The Franciscan Vision
Francis was born in the Umbrian city of Assisi in 1182. Born of wealthy parents, Francis early years were focused on enjoying life. Neither study nor his father’s business appealed to him! Some stories of his early years, however, indicate that he had a compassionate heart for the poor and unfortunate he encountered. Experiences of war, illness, and in prayer, led Francis towards a new life of simplicity and poverty, a life dedicated to Christ and to the poor and needy. In 1210, with eleven companions, Francis visited Rome to request approval of a brief and informal rule of life, based on an imitation of the poverty, celibacy and obedience to God’s will, which characterised the life of Jesus. Francis’ new Order – the Friars Minor – placed love of Christ, poverty of life style, respect for God’s creation, the work of evangelisation and reconciliation, and service of all God’s people, but particularly of the poor and the ill, at the centre of Franciscan life.
A Common Treasure!
Angela’s spirituality has clear Franciscan elements: Christ-centredness, poverty, a spirit of service and reconciliation, radical newness. Christ was the centre of life for both Angela and Francis. For Francis, his way of living was an imitation of Jesus’ life, poor, celibate and obedient; for Angela, it was living as spouse of Christ. Angela sums up what it means for her sisters saying… “they have Jesus Christ for their one and only treasure.” Just as Francis has declared his treasure to be the following of the poor, the healing and the forgiving Christ, here Angela acknowledges her relationship with Jesus to be treasured centre of her life and mission.
Radical Reformers
Francis and his friars, in their radical poverty and faith, were to be a vital saving presence in a church that had grown complacent, negligent and corrupt.
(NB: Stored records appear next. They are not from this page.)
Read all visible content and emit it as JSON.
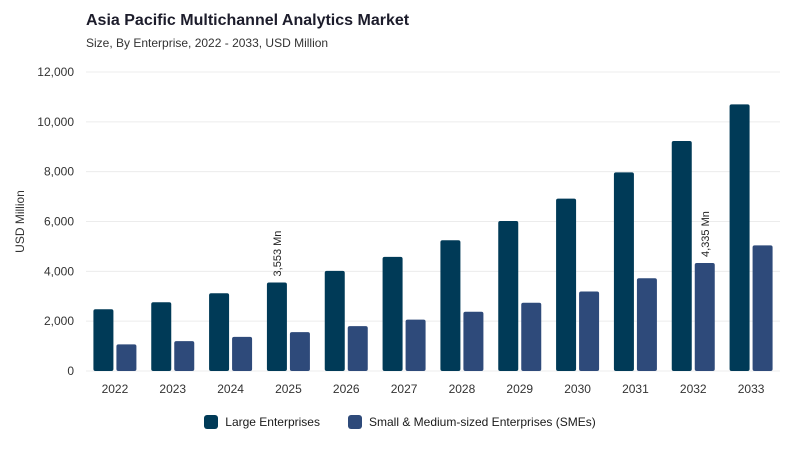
{
  "header": {
    "title": "Asia Pacific Multichannel Analytics Market",
    "subtitle": "Size, By Enterprise, 2022 - 2033, USD Million"
  },
  "colors": {
    "large": "#003a57",
    "sme": "#2e4a7a",
    "grid": "#ececec",
    "axis_text": "#333333"
  },
  "chart_data": {
    "type": "bar",
    "title": "Asia Pacific Multichannel Analytics Market",
    "subtitle": "Size, By Enterprise, 2022 - 2033, USD Million",
    "xlabel": "",
    "ylabel": "USD Million",
    "ylim": [
      0,
      12000
    ],
    "yticks": [
      0,
      2000,
      4000,
      6000,
      8000,
      10000,
      12000
    ],
    "ytick_labels": [
      "0",
      "2,000",
      "4,000",
      "6,000",
      "8,000",
      "10,000",
      "12,000"
    ],
    "grid": true,
    "legend_position": "bottom-center",
    "categories": [
      "2022",
      "2023",
      "2024",
      "2025",
      "2026",
      "2027",
      "2028",
      "2029",
      "2030",
      "2031",
      "2032",
      "2033"
    ],
    "series": [
      {
        "name": "Large Enterprises",
        "values": [
          2480,
          2760,
          3120,
          3553,
          4020,
          4580,
          5250,
          6020,
          6920,
          7970,
          9230,
          10700
        ]
      },
      {
        "name": "Small & Medium-sized Enterprises (SMEs)",
        "values": [
          1070,
          1200,
          1370,
          1560,
          1800,
          2060,
          2380,
          2740,
          3190,
          3720,
          4335,
          5040
        ]
      }
    ],
    "annotations": [
      {
        "series": 0,
        "category": "2025",
        "text": "3,553 Mn"
      },
      {
        "series": 1,
        "category": "2032",
        "text": "4,335 Mn"
      }
    ]
  }
}
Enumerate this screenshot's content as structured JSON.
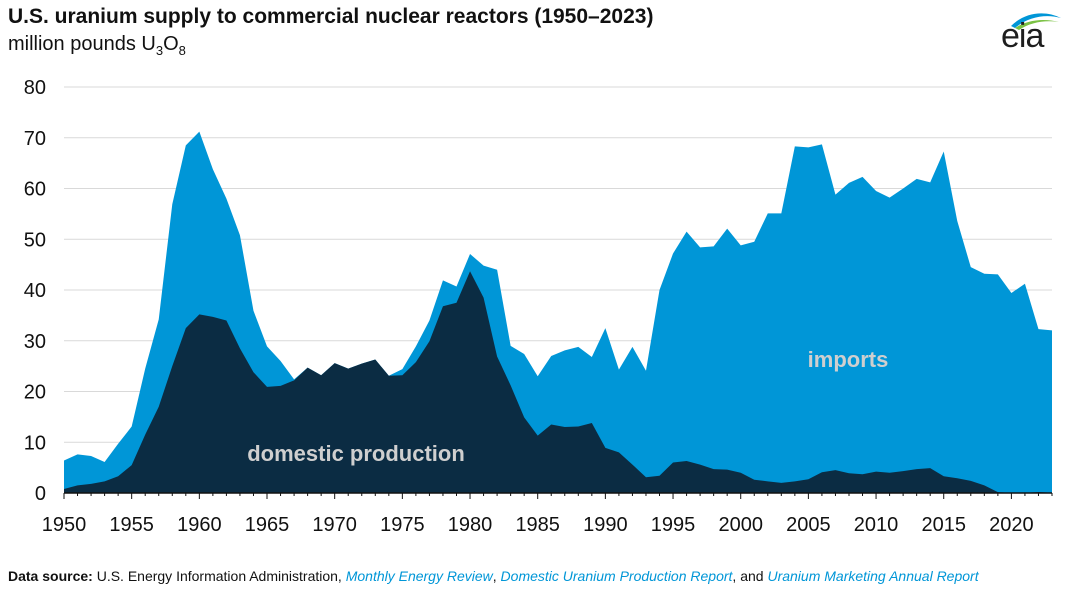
{
  "title": "U.S. uranium supply to commercial nuclear reactors (1950–2023)",
  "subtitle_prefix": "million pounds U",
  "subtitle_sub1": "3",
  "subtitle_mid": "O",
  "subtitle_sub2": "8",
  "logo": {
    "text": "eia",
    "icon": "eia-logo-icon"
  },
  "colors": {
    "domestic": "#0b2c43",
    "imports": "#0096d7",
    "grid": "#d9d9d9",
    "imports_label": "#cfcfcf",
    "domestic_label": "#cfcfcf"
  },
  "source": {
    "label": "Data source:",
    "text1": " U.S. Energy Information Administration, ",
    "link1": "Monthly Energy Review",
    "text2": ", ",
    "link2": "Domestic Uranium Production Report",
    "text3": ", and ",
    "link3": "Uranium Marketing Annual Report"
  },
  "chart_data": {
    "type": "area",
    "stacked": true,
    "title": "U.S. uranium supply to commercial nuclear reactors (1950–2023)",
    "ylabel": "million pounds U3O8",
    "xlim": [
      1950,
      2023
    ],
    "ylim": [
      0,
      80
    ],
    "yticks": [
      0,
      10,
      20,
      30,
      40,
      50,
      60,
      70,
      80
    ],
    "xticks": [
      1950,
      1955,
      1960,
      1965,
      1970,
      1975,
      1980,
      1985,
      1990,
      1995,
      2000,
      2005,
      2010,
      2015,
      2020
    ],
    "grid": true,
    "x": [
      1950,
      1951,
      1952,
      1953,
      1954,
      1955,
      1956,
      1957,
      1958,
      1959,
      1960,
      1961,
      1962,
      1963,
      1964,
      1965,
      1966,
      1967,
      1968,
      1969,
      1970,
      1971,
      1972,
      1973,
      1974,
      1975,
      1976,
      1977,
      1978,
      1979,
      1980,
      1981,
      1982,
      1983,
      1984,
      1985,
      1986,
      1987,
      1988,
      1989,
      1990,
      1991,
      1992,
      1993,
      1994,
      1995,
      1996,
      1997,
      1998,
      1999,
      2000,
      2001,
      2002,
      2003,
      2004,
      2005,
      2006,
      2007,
      2008,
      2009,
      2010,
      2011,
      2012,
      2013,
      2014,
      2015,
      2016,
      2017,
      2018,
      2019,
      2020,
      2021,
      2022,
      2023
    ],
    "series": [
      {
        "name": "domestic production",
        "values": [
          0.8,
          1.5,
          1.8,
          2.3,
          3.3,
          5.5,
          11.5,
          17,
          25,
          32.5,
          35.2,
          34.7,
          34,
          28.5,
          23.8,
          20.9,
          21.1,
          22.2,
          24.7,
          23.2,
          25.6,
          24.5,
          25.5,
          26.3,
          23.1,
          23.2,
          25.8,
          29.9,
          36.8,
          37.5,
          43.7,
          38.5,
          26.9,
          21.2,
          14.9,
          11.3,
          13.5,
          13,
          13.1,
          13.8,
          8.9,
          8,
          5.6,
          3.1,
          3.4,
          6.0,
          6.3,
          5.6,
          4.7,
          4.6,
          4,
          2.6,
          2.3,
          2.0,
          2.3,
          2.7,
          4.1,
          4.5,
          3.9,
          3.7,
          4.2,
          4.0,
          4.3,
          4.7,
          4.9,
          3.3,
          2.9,
          2.4,
          1.5,
          0.17,
          0.02,
          0.02,
          0.2,
          0.05
        ]
      },
      {
        "name": "imports",
        "values": [
          5.6,
          6.1,
          5.5,
          3.8,
          6.4,
          7.6,
          13,
          17.2,
          31.9,
          36,
          36,
          29.1,
          24,
          22.3,
          12.1,
          8,
          4.9,
          0.2,
          0,
          0,
          0,
          0,
          0,
          0,
          0,
          1.2,
          3.1,
          4.1,
          5.1,
          3.2,
          3.4,
          6.3,
          17.1,
          7.8,
          12.5,
          11.7,
          13.5,
          15.1,
          15.7,
          13,
          23.6,
          16.3,
          23.2,
          21,
          36.6,
          41.2,
          45.2,
          42.8,
          43.9,
          47.5,
          44.8,
          46.9,
          52.8,
          53.1,
          66,
          65.4,
          64.6,
          54.3,
          57.2,
          58.6,
          55.3,
          54.2,
          55.7,
          57.2,
          56.3,
          64,
          50.7,
          42.1,
          41.7,
          42.9,
          39.4,
          41.2,
          32.1,
          32
        ]
      }
    ]
  }
}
Angela, likewise, some three hundred years later, saw a like need to reform the Church and revitalise the faith of the Christian community. As courageous and determined as Francis and his mendicant friars, Angela’s response was to invite women to a radically new way of consecrated witness to Christ, lived, not in the conventional monastic setting but rather out among the people of God. Underlying her daring initiative was Angela’s conviction that women have a vital role to play in keeping Christian discipleship alive. What a relevant insight for our Church today!
Franciscan Echoes
Francis’ undying love of Christ, his concern for God’s Church, for the people of God, and his life of prayer, of radical poverty and Christian service are echoed clearly in Angela’s life, her prayer and her writings. The significance of Franciscan influence in her life is underlined, finally, in her request that she be buried in the habit of a Franciscan tertiary.